Monday, April 29, 2013

Kissed by Fire

Last night brought another entertaining episode from the always-reliable Game of Thrones, but for the first time this season, it actually wasn't the material added from the books that most captured my attention. The material from the book, skillfully adapted by the series' writers, served up plenty of great moments.

Arya's scenes were among the strongest this week, and young Maisie Williams really carried the moments well. The rage with which she threw herself at The Hound after he won the combat was truly visceral. And her last scene was also very telling, in which she ruefully wished for her father to be brought back to life. You realize just how many wondrous things Arya has seen now that the sight of a man coming back from the dead doesn't really shock her; she instead thinks of how she could use such power.

Nikolaj Coster-Waldau was exceptional in the scene where Jaime explained to Brienne his dilemma in killing the mad king Aerys. It's a really pivotal moment in the book, and is as much a part of coming to understand Jaime and being sympathetic toward him as the loss of his hand. If anything, this scene played on the show even more powerfully than the loss of the hand.

The strange relationship between young Shireen and Davos was an interesting one. Davos is another character I didn't find especially compelling in the books, but the burned Shireen was very well introduced, and that strong introduction made me invest more in her quest to teach Davos to read. (Also, the sequence was preceded by a gruesome little detail we didn't see in the book: Queen Selyse's creepy gallery of stillborn boys.

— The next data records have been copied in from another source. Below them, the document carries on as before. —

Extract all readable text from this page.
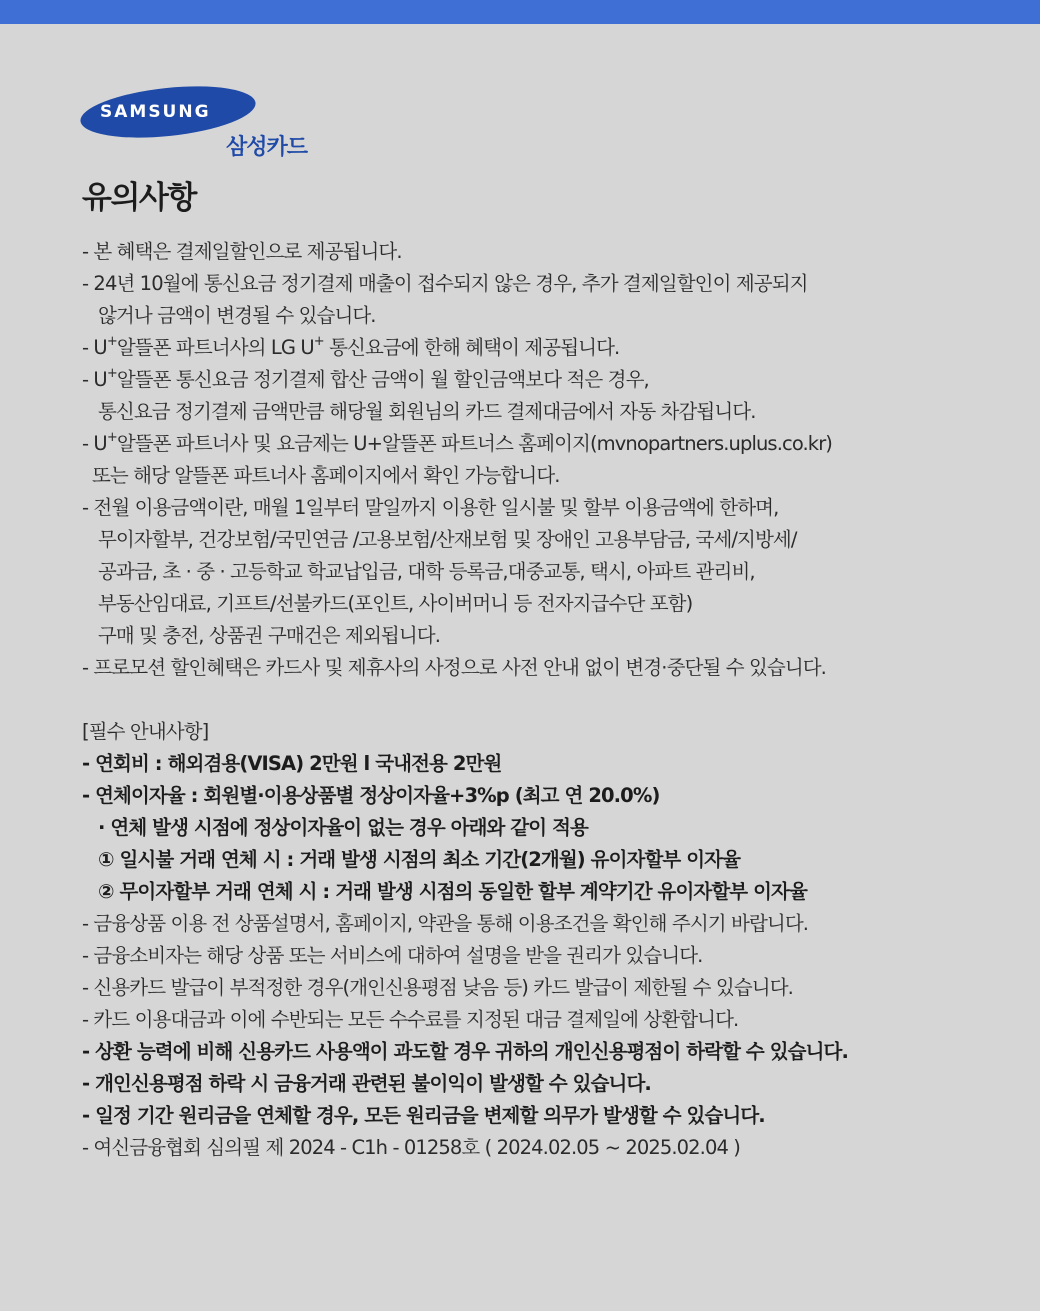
SAMSUNG
삼성카드
유의사항
- 본 혜택은 결제일할인으로 제공됩니다.
- 24년 10월에 통신요금 정기결제 매출이 접수되지 않은 경우, 추가 결제일할인이 제공되지
않거나 금액이 변경될 수 있습니다.
- U+알뜰폰 파트너사의 LG U+ 통신요금에 한해 혜택이 제공됩니다.
- U+알뜰폰 통신요금 정기결제 합산 금액이 월 할인금액보다 적은 경우,
통신요금 정기결제 금액만큼 해당월 회원님의 카드 결제대금에서 자동 차감됩니다.
- U+알뜰폰 파트너사 및 요금제는 U+알뜰폰 파트너스 홈페이지(mvnopartners.uplus.co.kr)
또는 해당 알뜰폰 파트너사 홈페이지에서 확인 가능합니다.
- 전월 이용금액이란, 매월 1일부터 말일까지 이용한 일시불 및 할부 이용금액에 한하며,
무이자할부, 건강보험/국민연금 /고용보험/산재보험 및 장애인 고용부담금, 국세/지방세/
공과금, 초 · 중 · 고등학교 학교납입금, 대학 등록금,대중교통, 택시, 아파트 관리비,
부동산임대료, 기프트/선불카드(포인트, 사이버머니 등 전자지급수단 포함)
구매 및 충전, 상품권 구매건은 제외됩니다.
- 프로모션 할인혜택은 카드사 및 제휴사의 사정으로 사전 안내 없이 변경·중단될 수 있습니다.
[필수 안내사항]
- 연회비 : 해외겸용(VISA) 2만원 l 국내전용 2만원
- 연체이자율 : 회원별·이용상품별 정상이자율+3%p (최고 연 20.0%)
· 연체 발생 시점에 정상이자율이 없는 경우 아래와 같이 적용
① 일시불 거래 연체 시 : 거래 발생 시점의 최소 기간(2개월) 유이자할부 이자율
② 무이자할부 거래 연체 시 : 거래 발생 시점의 동일한 할부 계약기간 유이자할부 이자율
- 금융상품 이용 전 상품설명서, 홈페이지, 약관을 통해 이용조건을 확인해 주시기 바랍니다.
- 금융소비자는 해당 상품 또는 서비스에 대하여 설명을 받을 권리가 있습니다.
- 신용카드 발급이 부적정한 경우(개인신용평점 낮음 등) 카드 발급이 제한될 수 있습니다.
- 카드 이용대금과 이에 수반되는 모든 수수료를 지정된 대금 결제일에 상환합니다.
- 상환 능력에 비해 신용카드 사용액이 과도할 경우 귀하의 개인신용평점이 하락할 수 있습니다.
- 개인신용평점 하락 시 금융거래 관련된 불이익이 발생할 수 있습니다.
- 일정 기간 원리금을 연체할 경우, 모든 원리금을 변제할 의무가 발생할 수 있습니다.
- 여신금융협회 심의필 제 2024 - C1h - 01258호 ( 2024.02.05 ~ 2025.02.04 )
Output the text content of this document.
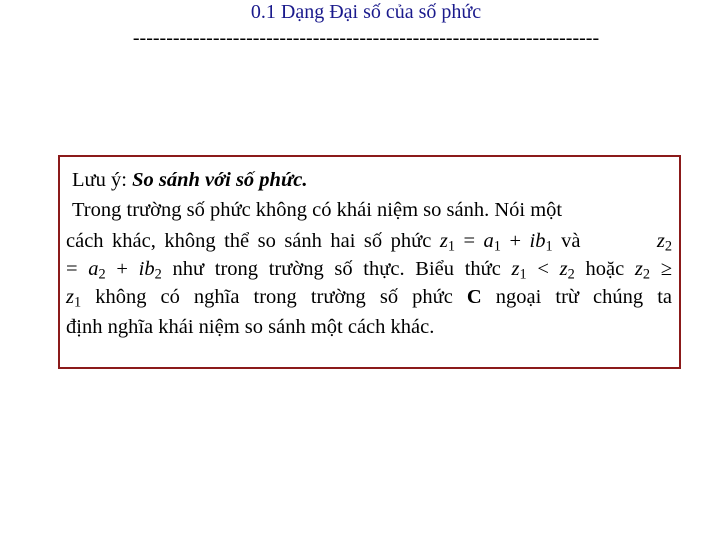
0.1 Dạng Đại số của số phức
----------------------------------------------------------------------
Lưu ý: So sánh với số phức.
Trong trường số phức không có khái niệm so sánh. Nói một
cách khác, không thể so sánh hai số phức $z_1 = a_1 + ib_1$ và	$z_2$
= $a_2 + ib_2$ như trong trường số thực. Biểu thức $z_1 < z_2$ hoặc $z_2$ ≥
$z_1$ không có nghĩa trong trường số phức C ngoại trừ chúng ta
định nghĩa khái niệm so sánh một cách khác.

And the final scene was wonderful, in which you get to see Cersei in a nutshell: she can dish it out, but she can't take it. She's all smiles, playing with Tyrion like she's a cat with a mouse, when Tywin is informing him that he must marry Sansa Stark. But she is utterly deflated when she's told that she too must be married, and to Ser Loras. One of the thrills of the books is watching Cersei take the punches (some on behalf of other unlikeable people in her family), and Lena Headey makes those moments everything they need to be.

Another wonderful episode.

2 comments:

Anonymous said...

It was strange to see Brienne so, well, womanly. And clean.
It made her look very vulnerable, without her armor and without dirt smeared across her face.

And I honestly don't remember Stannis' daughter from the book. Didn't Davos learn to read from a Maester?

FKL

DrHeimlich said...

You've read the book far more recently than I have. I convinced myself that I remembered a little burned girl, but if you don't... then it must have been change in the show.